A study suggests that exercising during pregnancy improves the quality of breast milk which may better protect infants from health conditions.
A team of researchers used fitness trackers on a group of 139 healthy women with an average age of 30, to see how active they were at around three, six and nine months of their pregnancy.
Those who took more exercise had higher levels of an important sugar called 3-sialyllactose (3SL) in their breast milk. The researchers also found that mice given breast milk high in 3SL from active mothers had less body fat, healthier hearts and better control of their blood sugar.
That might help explain why breastfed children appear to have a lower risk of becoming obese and developing diabetes in later life. The findings suggest women who breastfeed may give their babies even greater health benefits if they have stayed active during pregnancy.
Researchers say 3SL could be added to formula milk, so children of women unable to breastfeed could also benefit.
Lead author Dr Kristin Stanford, from Ohio State University in the US, said: “The increases in 3SL were not necessarily related to exercise intensity, so even moderate exercise like a daily walk is enough to reap the benefits. Exercise is also great for your overall health during and after pregnancy. Getting moving is going to benefit both you and your baby.”

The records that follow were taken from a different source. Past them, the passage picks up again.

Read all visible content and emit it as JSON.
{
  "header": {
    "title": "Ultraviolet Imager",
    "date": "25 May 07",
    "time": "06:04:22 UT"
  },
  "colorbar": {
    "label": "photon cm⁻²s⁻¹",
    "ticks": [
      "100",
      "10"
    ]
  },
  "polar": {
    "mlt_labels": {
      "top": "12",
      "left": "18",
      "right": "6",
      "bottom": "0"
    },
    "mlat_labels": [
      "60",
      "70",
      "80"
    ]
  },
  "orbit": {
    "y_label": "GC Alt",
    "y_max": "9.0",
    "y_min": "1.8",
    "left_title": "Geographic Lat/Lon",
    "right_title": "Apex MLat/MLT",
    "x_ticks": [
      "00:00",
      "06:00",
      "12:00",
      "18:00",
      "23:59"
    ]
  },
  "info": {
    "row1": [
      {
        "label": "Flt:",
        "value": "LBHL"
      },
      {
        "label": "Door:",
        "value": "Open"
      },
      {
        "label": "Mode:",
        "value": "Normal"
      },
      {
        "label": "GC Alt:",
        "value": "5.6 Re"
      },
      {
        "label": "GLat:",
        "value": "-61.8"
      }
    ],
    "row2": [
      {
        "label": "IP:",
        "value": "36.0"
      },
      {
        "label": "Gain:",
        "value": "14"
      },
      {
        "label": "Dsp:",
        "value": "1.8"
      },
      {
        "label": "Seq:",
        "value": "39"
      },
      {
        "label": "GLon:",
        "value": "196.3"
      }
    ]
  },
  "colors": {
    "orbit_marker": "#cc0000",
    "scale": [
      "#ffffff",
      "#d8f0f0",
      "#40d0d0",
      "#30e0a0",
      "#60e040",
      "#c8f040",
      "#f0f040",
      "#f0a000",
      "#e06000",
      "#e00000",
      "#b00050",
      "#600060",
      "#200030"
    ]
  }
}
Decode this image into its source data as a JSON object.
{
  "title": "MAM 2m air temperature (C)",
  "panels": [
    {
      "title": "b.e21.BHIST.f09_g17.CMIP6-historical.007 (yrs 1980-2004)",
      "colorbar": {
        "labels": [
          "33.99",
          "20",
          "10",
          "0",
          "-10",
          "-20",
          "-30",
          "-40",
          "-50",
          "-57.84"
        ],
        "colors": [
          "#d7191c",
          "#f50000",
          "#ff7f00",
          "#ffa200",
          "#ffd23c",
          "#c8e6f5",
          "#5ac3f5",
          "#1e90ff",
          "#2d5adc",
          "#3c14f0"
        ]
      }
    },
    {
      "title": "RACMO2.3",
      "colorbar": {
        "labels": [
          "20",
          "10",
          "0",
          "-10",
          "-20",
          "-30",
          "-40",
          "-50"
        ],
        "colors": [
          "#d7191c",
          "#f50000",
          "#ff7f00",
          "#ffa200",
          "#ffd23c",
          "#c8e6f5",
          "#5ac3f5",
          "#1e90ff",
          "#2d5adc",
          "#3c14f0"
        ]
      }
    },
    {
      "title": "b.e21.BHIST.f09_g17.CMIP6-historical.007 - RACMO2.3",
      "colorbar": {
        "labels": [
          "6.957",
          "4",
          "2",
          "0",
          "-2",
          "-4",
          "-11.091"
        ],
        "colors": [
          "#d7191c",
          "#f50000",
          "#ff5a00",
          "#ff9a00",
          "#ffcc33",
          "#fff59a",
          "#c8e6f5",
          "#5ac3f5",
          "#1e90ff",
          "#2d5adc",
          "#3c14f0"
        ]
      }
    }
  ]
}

The more physically active the women were and the more daily steps they took, the more 3SL tended to be in their breast milk when this was tested two months after they gave birth. Those with a lower body mass index also had higher average levels of 3SL.
It would be unethical to stop pregnant women from exercising to see what effect this has on their children’s health in later life, so the researchers instead did an experiment on mice, which also produce 3SL in their milk.
According to the study, published in the journal Nature Metabolism, they found year-old mice given milk from females that had run on a wheel were a lower weight than mice given milk from inactive females. They also had less body fat and better heart function.
The researchers then concluded saying it was the breast milk, specifically the higher levels of 3SL in the breast milk, that helped to keep the mice healthy.
Scientists do not yet understand how exercise might increase levels of 3SL. However, it is one of the oligosaccharides, small sugars which make up five to 15 percent of human breast milk, but only 0.5 percent of cow’s milk. That could explain why babies given formula milk which usually contains cow’s milk, may miss out on some health benefits from breastfeeding.